"Y ahora quieren volver a gobernarnos, como si uno, dos ó tres periodos no hayan sido suficientes para engordar sus bolsillos. ¿Qué intereses tienen estos personajes para servirse de la política?. ¿Otra vez la población les creerá y brindarán su respaldo?.
Estas y otras interrogantes me fueron planteadas por un veterano periodista capitalino, a quien conocí el año 2006, en una reunión de hombres de prensa convocado por la Comunidad Andina de Naciones, y a quien volví a encontrar hace unas semanas por los pasillos del jirón de la Unión en Lima.
Soltando bocanadas de humo de su habano y degustando un café express, este personaje me ilustró las palabras sabias de George Bernard Shaw, el gran dramaturgo y crítico teatral irlandés, quien dijo que: "a los políticos y a los pañales hay que cambiarlos seguido, y por las mismas razones", refiriendo con ello que la vida y las acciones de los hombres se desarrollan en base a etapas y que éstos ciclos tienen un inicio y un final.
A propósito de ello, leía una reflexión que a la letra decía: "La culminación de los períodos constituye una realidad inocultable, por lo que se impone la necesidad de sustitución de funcionarios antes de que empiecen a repetirse cadenas interminables de errores por fatiga, distracción, insolencia, necedad, prepotencia o cualquier tentación totalitaria reñida con la democracia". Entonces me dijo que es necesario decirle a los políticos tradicionales: "tu ciclo terminó, hermano, ¡a la calle!".
Luego sacó del bolsillo de su saco un escrito en papel amarillento, con una alusión de Benito Juárez, el padre de la patria mexicana, quien en algún momento de su vida dijo con palabras sabias: "nuestras victorias serán nulas si nos quedamos con las mismas mulas".

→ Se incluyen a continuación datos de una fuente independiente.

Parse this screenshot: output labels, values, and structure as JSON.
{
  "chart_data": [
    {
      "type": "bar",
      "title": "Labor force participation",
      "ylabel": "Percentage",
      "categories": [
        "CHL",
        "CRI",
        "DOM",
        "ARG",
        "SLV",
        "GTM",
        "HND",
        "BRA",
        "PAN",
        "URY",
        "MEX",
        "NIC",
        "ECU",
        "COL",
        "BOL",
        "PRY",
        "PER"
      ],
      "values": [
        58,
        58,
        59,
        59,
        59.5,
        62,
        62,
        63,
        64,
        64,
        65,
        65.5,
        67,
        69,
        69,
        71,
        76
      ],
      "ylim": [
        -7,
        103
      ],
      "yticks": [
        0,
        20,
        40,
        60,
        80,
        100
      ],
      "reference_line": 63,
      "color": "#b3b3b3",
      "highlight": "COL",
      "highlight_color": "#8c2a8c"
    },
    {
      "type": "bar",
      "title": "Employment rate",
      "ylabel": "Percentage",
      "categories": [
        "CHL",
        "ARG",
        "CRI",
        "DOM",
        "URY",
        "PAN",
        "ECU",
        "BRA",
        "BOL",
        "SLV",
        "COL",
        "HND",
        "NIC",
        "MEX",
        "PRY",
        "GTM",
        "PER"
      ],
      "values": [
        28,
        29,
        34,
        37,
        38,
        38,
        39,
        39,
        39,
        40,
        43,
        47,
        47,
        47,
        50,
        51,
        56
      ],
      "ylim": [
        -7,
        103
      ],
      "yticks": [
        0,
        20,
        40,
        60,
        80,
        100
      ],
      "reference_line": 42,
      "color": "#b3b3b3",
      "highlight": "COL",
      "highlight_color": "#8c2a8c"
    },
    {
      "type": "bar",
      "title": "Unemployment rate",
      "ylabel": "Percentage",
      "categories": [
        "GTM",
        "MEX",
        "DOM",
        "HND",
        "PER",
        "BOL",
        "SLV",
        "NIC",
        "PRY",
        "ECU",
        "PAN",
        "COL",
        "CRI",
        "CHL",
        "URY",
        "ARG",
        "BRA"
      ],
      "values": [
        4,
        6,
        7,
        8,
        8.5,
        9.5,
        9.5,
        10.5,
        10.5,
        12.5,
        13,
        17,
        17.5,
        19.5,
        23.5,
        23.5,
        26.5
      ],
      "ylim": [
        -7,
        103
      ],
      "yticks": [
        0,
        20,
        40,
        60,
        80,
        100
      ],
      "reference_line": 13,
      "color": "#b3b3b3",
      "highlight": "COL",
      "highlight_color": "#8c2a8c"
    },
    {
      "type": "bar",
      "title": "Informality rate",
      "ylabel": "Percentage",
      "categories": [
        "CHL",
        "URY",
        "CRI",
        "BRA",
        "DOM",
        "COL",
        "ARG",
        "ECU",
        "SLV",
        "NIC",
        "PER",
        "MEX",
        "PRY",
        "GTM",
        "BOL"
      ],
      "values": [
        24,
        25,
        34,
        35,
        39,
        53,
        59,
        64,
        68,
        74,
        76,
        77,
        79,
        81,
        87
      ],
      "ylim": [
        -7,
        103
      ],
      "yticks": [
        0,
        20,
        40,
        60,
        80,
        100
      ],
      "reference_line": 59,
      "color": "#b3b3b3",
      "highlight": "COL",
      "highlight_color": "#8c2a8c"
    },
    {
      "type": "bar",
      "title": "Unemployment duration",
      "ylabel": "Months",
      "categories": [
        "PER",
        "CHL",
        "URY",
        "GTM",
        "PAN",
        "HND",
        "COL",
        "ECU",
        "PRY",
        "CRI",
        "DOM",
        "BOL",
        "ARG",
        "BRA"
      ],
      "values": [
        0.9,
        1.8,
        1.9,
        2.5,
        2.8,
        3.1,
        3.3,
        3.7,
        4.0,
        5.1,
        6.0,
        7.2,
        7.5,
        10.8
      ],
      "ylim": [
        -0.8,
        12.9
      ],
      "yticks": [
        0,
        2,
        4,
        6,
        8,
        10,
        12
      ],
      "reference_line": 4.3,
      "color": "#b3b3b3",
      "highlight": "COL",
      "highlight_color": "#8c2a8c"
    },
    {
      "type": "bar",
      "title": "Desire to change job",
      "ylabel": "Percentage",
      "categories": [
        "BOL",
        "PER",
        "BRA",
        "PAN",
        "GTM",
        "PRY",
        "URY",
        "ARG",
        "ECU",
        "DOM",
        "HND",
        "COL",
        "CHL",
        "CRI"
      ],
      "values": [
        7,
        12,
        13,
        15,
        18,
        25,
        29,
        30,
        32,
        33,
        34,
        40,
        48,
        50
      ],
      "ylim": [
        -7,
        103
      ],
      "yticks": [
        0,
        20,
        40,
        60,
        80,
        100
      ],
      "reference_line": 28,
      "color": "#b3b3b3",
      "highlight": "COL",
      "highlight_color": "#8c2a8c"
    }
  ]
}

Llevando estas reflexiones al campo pragmático de nuestra realidad política, cabe indicar que la reforma estructural del país, partiendo desde el ámbito local y regional y con proyección nacional, será posible únicamente con el ingreso de "nuevas caras" en la política, bajo la consigna de que los cambios son necesarios e imprescindibles.
Manuel Gonzales Prada, dijo "los viejos a la tumba, los jóvenes a la obra", y esto no necesariamente hace referencia a la edad cronológica de los seres humanos, sino a los ciclos que los hombres cumplimos a través de nuestra existencia, donde al término de un período, es necesario dar continuidad a la renovación de cuadros que se sucedan unos a otros, al menos que queramos recaer en la mediocridad de creer que solo unos cuantos han nacido con la capacidad para gobernar.
"El aire se vicia, el agua estancada se pudre", por eso es vital propiciar los flujos, renovar las atmósferas, los ambientes y las condiciones como claves de la evolución y del progreso.
En ese contexto de ideas, todos sabemos que los pañales, al igual políticos, se ensucian y desgastan, por eso, es necesario desecharlos y renovarlos.